In the summer of 1939, Stalin holds both ends of the same game. On one side, the negotiations with France and the United Kingdom, lukewarm and blocked by the question of allowing troops to pass through Poland. On the other, Nazi Germany, which multiplies its overtures and offers, for its part, something concrete and immediate.
Hitler is in a hurry: he wants to attack Poland before autumn and needs to neutralise the USSR to avoid a second front. Berlin therefore proposes a non-aggression pact — accompanied, in secret, by a division of « spheres of influence » in Eastern Europe.

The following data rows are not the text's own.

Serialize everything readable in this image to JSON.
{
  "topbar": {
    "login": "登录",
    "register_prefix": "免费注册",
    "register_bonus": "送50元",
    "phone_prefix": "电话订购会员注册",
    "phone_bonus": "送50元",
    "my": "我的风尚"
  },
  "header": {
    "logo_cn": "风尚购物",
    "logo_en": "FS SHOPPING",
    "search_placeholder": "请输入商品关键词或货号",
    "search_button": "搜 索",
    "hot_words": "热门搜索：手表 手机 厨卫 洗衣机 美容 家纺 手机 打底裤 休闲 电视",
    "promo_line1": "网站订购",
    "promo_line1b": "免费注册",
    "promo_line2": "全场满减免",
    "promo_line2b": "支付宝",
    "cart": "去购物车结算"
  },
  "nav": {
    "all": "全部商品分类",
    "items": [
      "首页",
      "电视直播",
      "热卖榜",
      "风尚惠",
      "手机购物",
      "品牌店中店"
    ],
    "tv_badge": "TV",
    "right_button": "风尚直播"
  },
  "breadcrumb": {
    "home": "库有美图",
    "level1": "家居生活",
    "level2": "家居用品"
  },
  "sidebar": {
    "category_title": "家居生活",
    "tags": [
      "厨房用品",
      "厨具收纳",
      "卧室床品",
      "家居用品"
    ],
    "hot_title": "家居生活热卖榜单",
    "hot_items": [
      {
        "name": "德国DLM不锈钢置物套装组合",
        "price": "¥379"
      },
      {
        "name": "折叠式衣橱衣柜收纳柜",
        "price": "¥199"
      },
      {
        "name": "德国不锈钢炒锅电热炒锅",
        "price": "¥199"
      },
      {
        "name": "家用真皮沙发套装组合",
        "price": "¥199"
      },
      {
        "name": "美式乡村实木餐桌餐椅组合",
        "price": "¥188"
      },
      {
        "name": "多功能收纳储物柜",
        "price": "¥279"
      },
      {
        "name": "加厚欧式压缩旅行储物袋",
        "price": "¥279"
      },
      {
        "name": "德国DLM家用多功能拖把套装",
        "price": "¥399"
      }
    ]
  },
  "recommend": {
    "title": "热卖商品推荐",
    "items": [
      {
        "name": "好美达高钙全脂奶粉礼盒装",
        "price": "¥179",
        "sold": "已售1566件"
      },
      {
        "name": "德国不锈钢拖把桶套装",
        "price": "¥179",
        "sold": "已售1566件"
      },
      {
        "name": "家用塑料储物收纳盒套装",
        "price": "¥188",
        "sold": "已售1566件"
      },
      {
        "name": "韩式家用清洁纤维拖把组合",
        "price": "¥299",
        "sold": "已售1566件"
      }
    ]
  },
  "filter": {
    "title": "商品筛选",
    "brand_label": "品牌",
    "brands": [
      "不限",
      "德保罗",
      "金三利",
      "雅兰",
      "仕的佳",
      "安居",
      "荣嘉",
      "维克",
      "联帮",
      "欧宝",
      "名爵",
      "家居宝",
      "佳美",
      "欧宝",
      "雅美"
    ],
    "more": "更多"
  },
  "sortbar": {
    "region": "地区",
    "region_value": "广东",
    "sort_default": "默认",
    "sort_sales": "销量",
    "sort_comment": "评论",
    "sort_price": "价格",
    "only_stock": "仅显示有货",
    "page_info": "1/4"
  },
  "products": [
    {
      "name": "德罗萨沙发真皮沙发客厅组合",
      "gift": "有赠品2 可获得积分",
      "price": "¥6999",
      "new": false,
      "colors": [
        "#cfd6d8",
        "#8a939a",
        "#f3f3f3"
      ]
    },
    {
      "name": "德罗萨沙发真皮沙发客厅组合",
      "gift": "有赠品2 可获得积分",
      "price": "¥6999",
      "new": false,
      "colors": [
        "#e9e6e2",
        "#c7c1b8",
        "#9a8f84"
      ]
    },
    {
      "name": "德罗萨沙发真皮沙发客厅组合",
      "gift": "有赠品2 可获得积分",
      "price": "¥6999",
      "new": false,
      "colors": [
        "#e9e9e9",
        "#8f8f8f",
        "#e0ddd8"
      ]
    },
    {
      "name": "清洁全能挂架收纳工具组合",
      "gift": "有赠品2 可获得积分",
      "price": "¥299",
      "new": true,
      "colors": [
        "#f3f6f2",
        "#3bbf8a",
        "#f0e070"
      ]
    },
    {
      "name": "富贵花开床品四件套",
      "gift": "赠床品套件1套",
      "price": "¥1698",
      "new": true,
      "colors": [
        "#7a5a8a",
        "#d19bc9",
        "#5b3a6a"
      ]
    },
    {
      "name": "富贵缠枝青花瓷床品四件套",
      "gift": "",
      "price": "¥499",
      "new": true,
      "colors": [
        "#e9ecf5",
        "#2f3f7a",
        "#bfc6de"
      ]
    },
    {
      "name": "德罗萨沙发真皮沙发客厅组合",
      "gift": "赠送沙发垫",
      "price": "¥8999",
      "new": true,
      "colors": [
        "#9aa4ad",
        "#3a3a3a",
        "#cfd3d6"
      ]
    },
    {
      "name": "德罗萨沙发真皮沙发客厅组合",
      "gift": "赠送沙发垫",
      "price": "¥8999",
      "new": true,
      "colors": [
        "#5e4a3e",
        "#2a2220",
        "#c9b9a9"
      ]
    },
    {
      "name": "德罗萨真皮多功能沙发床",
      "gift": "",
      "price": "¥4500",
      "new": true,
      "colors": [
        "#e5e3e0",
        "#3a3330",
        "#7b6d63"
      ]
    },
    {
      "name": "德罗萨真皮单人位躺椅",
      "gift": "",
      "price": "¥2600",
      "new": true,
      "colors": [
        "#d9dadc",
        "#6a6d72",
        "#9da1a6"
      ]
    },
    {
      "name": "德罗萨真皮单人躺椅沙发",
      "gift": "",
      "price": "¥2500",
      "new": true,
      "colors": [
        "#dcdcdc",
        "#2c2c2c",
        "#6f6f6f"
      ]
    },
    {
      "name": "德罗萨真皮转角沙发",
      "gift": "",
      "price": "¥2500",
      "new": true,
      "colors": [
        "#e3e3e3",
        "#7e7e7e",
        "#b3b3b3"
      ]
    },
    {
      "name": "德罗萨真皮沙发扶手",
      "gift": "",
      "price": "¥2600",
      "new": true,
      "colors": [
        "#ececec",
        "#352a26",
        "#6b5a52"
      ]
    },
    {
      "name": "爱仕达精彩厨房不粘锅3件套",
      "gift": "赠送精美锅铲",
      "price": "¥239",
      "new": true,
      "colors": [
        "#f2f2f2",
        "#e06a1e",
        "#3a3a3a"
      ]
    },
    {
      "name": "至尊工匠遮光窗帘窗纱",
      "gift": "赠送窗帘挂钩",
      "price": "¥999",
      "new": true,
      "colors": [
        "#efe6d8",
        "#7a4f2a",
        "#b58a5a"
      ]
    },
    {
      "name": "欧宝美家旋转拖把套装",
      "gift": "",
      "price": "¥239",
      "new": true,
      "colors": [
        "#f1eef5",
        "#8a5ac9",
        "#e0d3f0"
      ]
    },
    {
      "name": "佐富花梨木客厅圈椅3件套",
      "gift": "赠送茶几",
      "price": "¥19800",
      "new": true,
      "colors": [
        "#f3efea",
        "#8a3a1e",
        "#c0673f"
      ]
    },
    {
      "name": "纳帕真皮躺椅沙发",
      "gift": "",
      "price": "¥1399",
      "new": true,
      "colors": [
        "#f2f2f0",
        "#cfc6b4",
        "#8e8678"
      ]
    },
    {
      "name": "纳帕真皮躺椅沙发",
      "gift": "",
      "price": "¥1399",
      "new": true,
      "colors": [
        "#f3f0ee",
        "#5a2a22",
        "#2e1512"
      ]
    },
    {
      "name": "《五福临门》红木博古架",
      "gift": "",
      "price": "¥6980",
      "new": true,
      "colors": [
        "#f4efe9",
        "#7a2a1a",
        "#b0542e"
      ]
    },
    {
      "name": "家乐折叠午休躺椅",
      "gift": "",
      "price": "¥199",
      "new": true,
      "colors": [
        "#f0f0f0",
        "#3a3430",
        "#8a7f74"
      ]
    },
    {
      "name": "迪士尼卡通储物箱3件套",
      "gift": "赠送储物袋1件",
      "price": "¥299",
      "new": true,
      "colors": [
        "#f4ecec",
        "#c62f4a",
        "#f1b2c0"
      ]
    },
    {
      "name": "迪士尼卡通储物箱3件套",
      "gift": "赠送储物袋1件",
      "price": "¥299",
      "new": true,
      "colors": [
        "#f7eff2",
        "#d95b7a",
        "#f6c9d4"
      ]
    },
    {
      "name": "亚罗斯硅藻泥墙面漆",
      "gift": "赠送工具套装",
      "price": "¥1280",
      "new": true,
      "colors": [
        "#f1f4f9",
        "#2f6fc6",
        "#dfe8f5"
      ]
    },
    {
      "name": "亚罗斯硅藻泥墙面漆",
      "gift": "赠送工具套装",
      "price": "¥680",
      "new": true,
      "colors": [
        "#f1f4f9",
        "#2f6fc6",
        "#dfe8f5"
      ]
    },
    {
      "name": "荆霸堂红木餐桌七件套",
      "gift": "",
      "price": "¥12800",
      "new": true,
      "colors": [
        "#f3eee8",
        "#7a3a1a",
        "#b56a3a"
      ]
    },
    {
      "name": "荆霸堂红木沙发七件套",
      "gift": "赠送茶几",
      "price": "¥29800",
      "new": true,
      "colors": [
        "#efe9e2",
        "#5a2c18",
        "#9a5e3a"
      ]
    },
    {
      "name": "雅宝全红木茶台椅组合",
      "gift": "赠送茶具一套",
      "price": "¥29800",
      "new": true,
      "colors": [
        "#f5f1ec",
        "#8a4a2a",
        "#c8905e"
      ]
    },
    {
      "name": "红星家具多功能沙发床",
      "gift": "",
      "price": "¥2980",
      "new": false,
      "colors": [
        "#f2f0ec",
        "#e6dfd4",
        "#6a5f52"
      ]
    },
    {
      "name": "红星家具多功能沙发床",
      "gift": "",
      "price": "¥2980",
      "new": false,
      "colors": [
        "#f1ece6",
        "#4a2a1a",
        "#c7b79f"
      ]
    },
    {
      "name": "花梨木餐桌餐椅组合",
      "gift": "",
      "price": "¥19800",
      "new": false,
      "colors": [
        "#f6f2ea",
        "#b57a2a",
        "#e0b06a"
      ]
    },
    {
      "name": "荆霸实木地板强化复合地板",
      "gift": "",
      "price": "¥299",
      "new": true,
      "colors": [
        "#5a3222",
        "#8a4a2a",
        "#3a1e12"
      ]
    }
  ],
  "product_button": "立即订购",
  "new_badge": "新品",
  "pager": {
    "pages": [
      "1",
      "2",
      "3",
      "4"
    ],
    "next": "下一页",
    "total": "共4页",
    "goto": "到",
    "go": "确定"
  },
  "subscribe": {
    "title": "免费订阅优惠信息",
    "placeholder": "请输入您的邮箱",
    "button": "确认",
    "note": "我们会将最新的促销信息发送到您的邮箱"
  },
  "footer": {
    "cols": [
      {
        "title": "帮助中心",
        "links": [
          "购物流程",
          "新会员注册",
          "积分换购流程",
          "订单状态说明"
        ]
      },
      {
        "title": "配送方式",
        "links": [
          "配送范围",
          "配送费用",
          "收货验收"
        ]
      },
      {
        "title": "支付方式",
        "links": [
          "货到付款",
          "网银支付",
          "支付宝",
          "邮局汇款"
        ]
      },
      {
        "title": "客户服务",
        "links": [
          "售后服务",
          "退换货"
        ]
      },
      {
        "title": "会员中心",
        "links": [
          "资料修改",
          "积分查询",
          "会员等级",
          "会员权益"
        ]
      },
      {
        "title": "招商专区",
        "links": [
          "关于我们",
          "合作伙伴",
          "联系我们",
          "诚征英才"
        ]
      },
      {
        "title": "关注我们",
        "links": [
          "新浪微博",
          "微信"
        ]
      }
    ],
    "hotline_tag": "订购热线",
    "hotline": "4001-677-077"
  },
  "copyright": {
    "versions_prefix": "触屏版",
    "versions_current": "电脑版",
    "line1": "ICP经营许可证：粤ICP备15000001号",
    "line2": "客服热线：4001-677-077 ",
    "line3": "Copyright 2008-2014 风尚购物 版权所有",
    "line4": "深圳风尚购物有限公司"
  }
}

For Stalin, the calculation is cold. Ally with the democracies against Germany, at the risk of bearing alone the weight of war in the East without sufficient guarantees? Sign with Hitler, gain time, recover territories lost in 1920 and divert the war towards the West? Or stay aloof, in armed neutrality? The decision, matured in the secrecy of the Kremlin, will redraw the map of forces in Europe and weigh on the very outbreak of war.
Should Stalin sign a pact with Nazi Germany rather than ally with the democracies?
Stalin chooses A: during the night of 23 to 24 August 1939, Molotov and Ribbentrop sign a non-aggression pact in Moscow. A secret additional protocol divides Eastern Europe into spheres of influence — Poland, the Baltic States, Finland, Bessarabia. The pact gives Hitler a free hand to attack Poland without fearing the USSR, and gives Stalin time, territorial gains and the hope of seeing the capitalist powers exhaust one another. This reversal astounds the world, disorients the communist parties and seals the fate of Poland. A week later, war breaks out; the USSR will in turn invade Poland from the east on 17 September.